The Czech Republic has been talking about cloud for three years now. At conferences it’s the number one topic, vendors are pushing it from every direction. But how many Czech companies are actually using cloud for critical systems? We looked at the reality behind the marketing slogans.
Where We Stand in 2012¶
According to a survey by the Czech Association of IT Managers (ČAMIT) from late 2011, about 15 percent of mid-sized and large Czech companies use some form of cloud service. But be careful — most of the time it’s SaaS (email, CRM like Salesforce, Google Apps). IaaS and PaaS in production deployments can be found in single-digit percentages.
Amazon Web Services has been running since 2006, but they launched the European region (Ireland) only in 2007. Microsoft Azure reached GA in February 2010. Google App Engine exists but is limited to Python and Java. Czech hosting companies are starting to offer “cloud” services, but mostly these are just rebranded VPS hosting.
Main Barriers to Adoption¶
1. Where Is My Data?¶
This is the number one question at every board meeting. The Czech Personal Data Protection Act (101/2000 Coll.) and European Directive 95/46/EC impose restrictions on transferring data outside the EU. The AWS region in Ireland is in the EU, so legally it’s fine — but try explaining that to a bank’s compliance department.
For regulated industries (finance, healthcare, public administration), public cloud is practically a no-go in 2012. The Czech National Bank has no clear position, and ÚOOÚ (the Office for Personal Data Protection) has issued only general recommendations. Companies are scared — and it’s understandable.
2. Vendor Lock-in¶
Every cloud provider has its own API, its own services, its own way of doing things. An application written for AWS doesn’t transfer to Azure without significant rewriting. And what if the provider raises prices? What if they go bankrupt? For enterprise customers accustomed to long-term contracts with IBM or HP, this is uncomfortable uncertainty.
3. Connectivity¶
Czech internet infrastructure is in good shape compared to neighboring countries, but latency to the Irish AWS region is 30–50 ms. For interactive applications this can be noticeable. And if your internet goes down, your entire system goes with it — unlike an on-premise server in the basement.
What Works: Private Cloud¶
The compromise we see at most of our clients is a private cloud. Virtualized infrastructure (VMware, Hyper-V) in their own data center or at a Czech hosting provider, with a self-service portal and automated provisioning.
It’s not a “true” cloud by NIST definition (on-demand, measured service, rapid elasticity), but it brings most of the benefits: server consolidation, faster provisioning, better hardware utilization. And data stays in the Czech Republic, under their control.
Technically, we most often encounter VMware vCloud Director for orchestration and OpenStack as an open-source alternative. OpenStack is still immature for enterprise (commercial support in the Czech Republic is lacking), but we’re watching it closely.
SaaS: The Quiet Winner¶
While IaaS is debated at the CIO level, SaaS spreads from the bottom up. The sales department picks up Salesforce, marketing tries Marketo, HR deploys SuccessFactors. IT finds out about it when the invoice arrives — or when someone needs integration with the internal ERP.
This “shadow IT” phenomenon is increasingly common in 2012 and poses a challenge for IT departments. The answer shouldn’t be a ban, but a clear cloud strategy with rules for selecting and integrating SaaS services.
Our Approach: Hybrid¶
For our clients we recommend a hybrid strategy. Critical systems (core banking, ERP, personal data) stay on-premise or in the private cloud. Less sensitive workloads (dev/test environments, web presence, analytics) are moved to the public cloud.
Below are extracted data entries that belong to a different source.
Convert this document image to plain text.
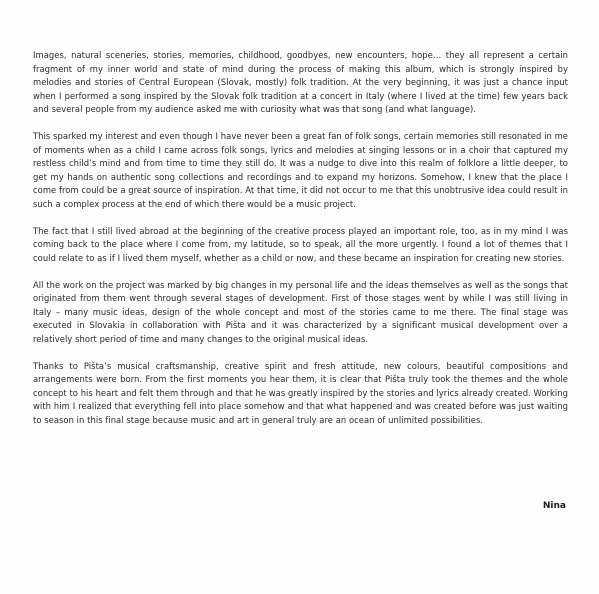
Images, natural sceneries, stories, memories, childhood, goodbyes, new encounters, hope… they all represent a certain fragment of my inner world and state of mind during the process of making this album, which is strongly inspired by melodies and stories of Central European (Slovak, mostly) folk tradition. At the very beginning, it was just a chance input when I performed a song inspired by the Slovak folk tradition at a concert in Italy (where I lived at the time) few years back and several people from my audience asked me with curiosity what was that song (and what language).

This sparked my interest and even though I have never been a great fan of folk songs, certain memories still resonated in me of moments when as a child I came across folk songs, lyrics and melodies at singing lessons or in a choir that captured my restless child’s mind and from time to time they still do. It was a nudge to dive into this realm of folklore a little deeper, to get my hands on authentic song collections and recordings and to expand my horizons. Somehow, I knew that the place I come from could be a great source of inspiration. At that time, it did not occur to me that this unobtrusive idea could result in such a complex process at the end of which there would be a music project.

The fact that I still lived abroad at the beginning of the creative process played an important role, too, as in my mind I was coming back to the place where I come from, my latitude, so to speak, all the more urgently. I found a lot of themes that I could relate to as if I lived them myself, whether as a child or now, and these became an inspiration for creating new stories.

All the work on the project was marked by big changes in my personal life and the ideas themselves as well as the songs that originated from them went through several stages of development. First of those stages went by while I was still living in Italy – many music ideas, design of the whole concept and most of the stories came to me there. The final stage was executed in Slovakia in collaboration with Pišta and it was characterized by a significant musical development over a relatively short period of time and many changes to the original musical ideas.

Thanks to Pišta’s musical craftsmanship, creative spirit and fresh attitude, new colours, beautiful compositions and arrangements were born. From the first moments you hear them, it is clear that Pišta truly took the themes and the whole concept to his heart and felt them through and that he was greatly inspired by the stories and lyrics already created. Working with him I realized that everything fell into place somehow and that what happened and was created before was just waiting to season in this final stage because music and art in general truly are an ocean of unlimited possibilities.

Nina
The key is having a clear data and workload classification. Not everything belongs in the cloud, and not everything must stay in the server room. The right answer depends on regulation, data sensitivity, latency, and economics.
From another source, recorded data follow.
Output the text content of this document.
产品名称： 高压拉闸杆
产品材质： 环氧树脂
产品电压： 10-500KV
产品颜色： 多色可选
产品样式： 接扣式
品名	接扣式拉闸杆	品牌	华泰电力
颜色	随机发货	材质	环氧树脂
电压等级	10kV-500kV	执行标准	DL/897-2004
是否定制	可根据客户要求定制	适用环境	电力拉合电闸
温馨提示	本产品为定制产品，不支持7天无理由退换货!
- Dev/test environments: ideal candidate for public cloud (AWS, Azure) — elasticity, pay-per-use
- Web and marketing: CDN + cloud hosting, no sensitive data
- Core business systems: private cloud or on-premise, VPN connectivity
- Disaster recovery: cloud as a secondary site — cheaper than a second data center
What Comes Next¶
Microsoft has announced plans to expand Azure data centers in Europe. AWS is adding services every month. Prices are falling. Regulators are starting to issue more concrete guidelines. In two or three years the situation will be dramatically different.
Companies that invest today in cloud-ready architecture (SOA, API-first design, service containerization) will be prepared. Those waiting for “certainty” will be playing catch-up.
Summary¶
Cloud computing in the Czech Republic is in an early stage of adoption. The biggest barriers are regulatory uncertainty and data security concerns. Private cloud and a hybrid model are the pragmatic way forward. The important thing is to start — perhaps with a dev/test environment — and build the competencies for the future.